Abduh memberikan mata kuliah tafsir di Universitas al-Azhar dan mendapat sambutan baik dari murid dan mahasiswanya. Rasyid Rida adalah murid paling tekun mempelajari mata kuliah tersebut, makadapatlah dikatakan bahwa ia adalah ahli waris tunggal bagi ilmu-ilmu Syaikh Muhammad Abduh. Buah nyata akan hal ini nampak jelas dalam tafsirnya al-Manar, nisbah kepada majalah al-Manar yang diterbitkannya. Secara global dapat dikemukakan bahwa Muhammad Abduh (guru Muhammad Rasyid Ridha). Beliau hidup dalam suatu masyarakat yang tengah disentuh oleh berbagai perkembangan yang ada di Eropa, dimana masyarakatnya sangat kaku, beku dan menutup pintu ijtihad, hal ini muncul karena adanya kecenderungan umat yang merasa cukup dengan produk ulama-ulam terdahulu, sehingga akal mereka beku (jumud), sementara di Eropa sendiri sedang berkembang biak pola kehidupan yang mendewakan akal. Sehingga muncul kelompok yang taqlid (mayoritas jumlahnya) dan kelompok tajdid (minoritas jumlahnya).

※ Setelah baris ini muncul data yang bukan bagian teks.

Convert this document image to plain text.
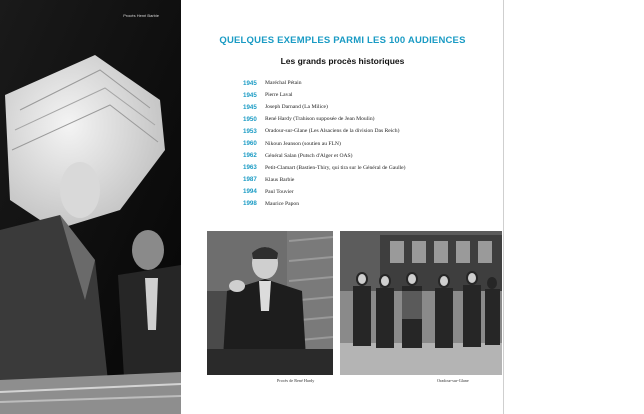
Procès Henri Barbie
QUELQUES EXEMPLES PARMI LES 100 AUDIENCES
Les grands procès historiques
1945	Maréchal Pétain
1945	Pierre Laval
1945	Joseph Darnand (La Milice)
1950	René Hardy (Trahison supposée de Jean Moulin)
1953	Oradour-sur-Glane (Les Alsaciens de la division Das Reich)
1960	Nikoun Jeanson (soutien au FLN)
1962	Général Salan (Putsch d'Alger et OAS)
1963	Petit-Clamart (Bastien-Thiry, qui tira sur le Général de Gaulle)
1987	Klaus Barbie
1994	Paul Touvier
1998	Maurice Papon
Procès de René Hardy	Oradour-sur-Glane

Berdasarkan kondisi di atas, Muhammad Abduh dalam setiap penuangan pikiran tafsirnya berkeinginan untuk selalu mengingatkan sekaligus menyadarkan umat untuk kembali kepada al-Qur’an dan Hadis. Seruan ini pula yang mengajak umat kepada fungsionalisasi akal dalam memahami al-Qur’an. Salah satu ide pembaruan Rasyid Ridha dalam tafsirnya disebabkan adanya kemunduran umat Islam dalam berbagai aspek dan kehidupan lantaran mereka tidak lagi menganut ajaran Islam yang sebenarnya. Perilaku umat Islam juga sudah banyak yang menyimpang dari ajaran Islam yang benar. Bid’ah yang merugikan bagi perkembangan dan kemajuan umat sudah banyak masuk ke dalam Islam. Misalnya, anggapan yang menyatakan bahwa dalam Islam terdapat ajaran kekuatan rohani yang membuat pemiliknya dapat memperoleh segala apa yang dikehendakinya. Padahal menurut ajaran agama, kebahagiaan dunia dan akhirat hanya dapat diperoleh melalui amal usaha yang sesuai dengan sunatullah.
Sebagai tafsir yang membawa pembaharuan, tafsir al-Manar banyak berbicara tentang sunatullah dan menggugah kesadaran umat terhadapnya. Hal tersebut terlihat dengan jelas ketika menafsirkan ayat-ayat akidah (teologis) khususnya yang berkenaan dengan hubungan antara takdir, kehendak, kekuasaan, dan keadilan Allah dengan kehendak, kebebasan, dan kemampuan manusia. Karena itu, maju-mundurnya suatu bangsa, berkembang-runtuhnya suatu negara, bahagia-sengsaranya seseorang dan kalah menangnya suatu kaum di dalam peperangan menurut teologi yang dikembangkan oleh Rasyid Ridha, tidak tergantung pada nasib, tetapi tergantung pada sejauh mana adanya keserasiannya antara perilaku mereka dengan sunatullah.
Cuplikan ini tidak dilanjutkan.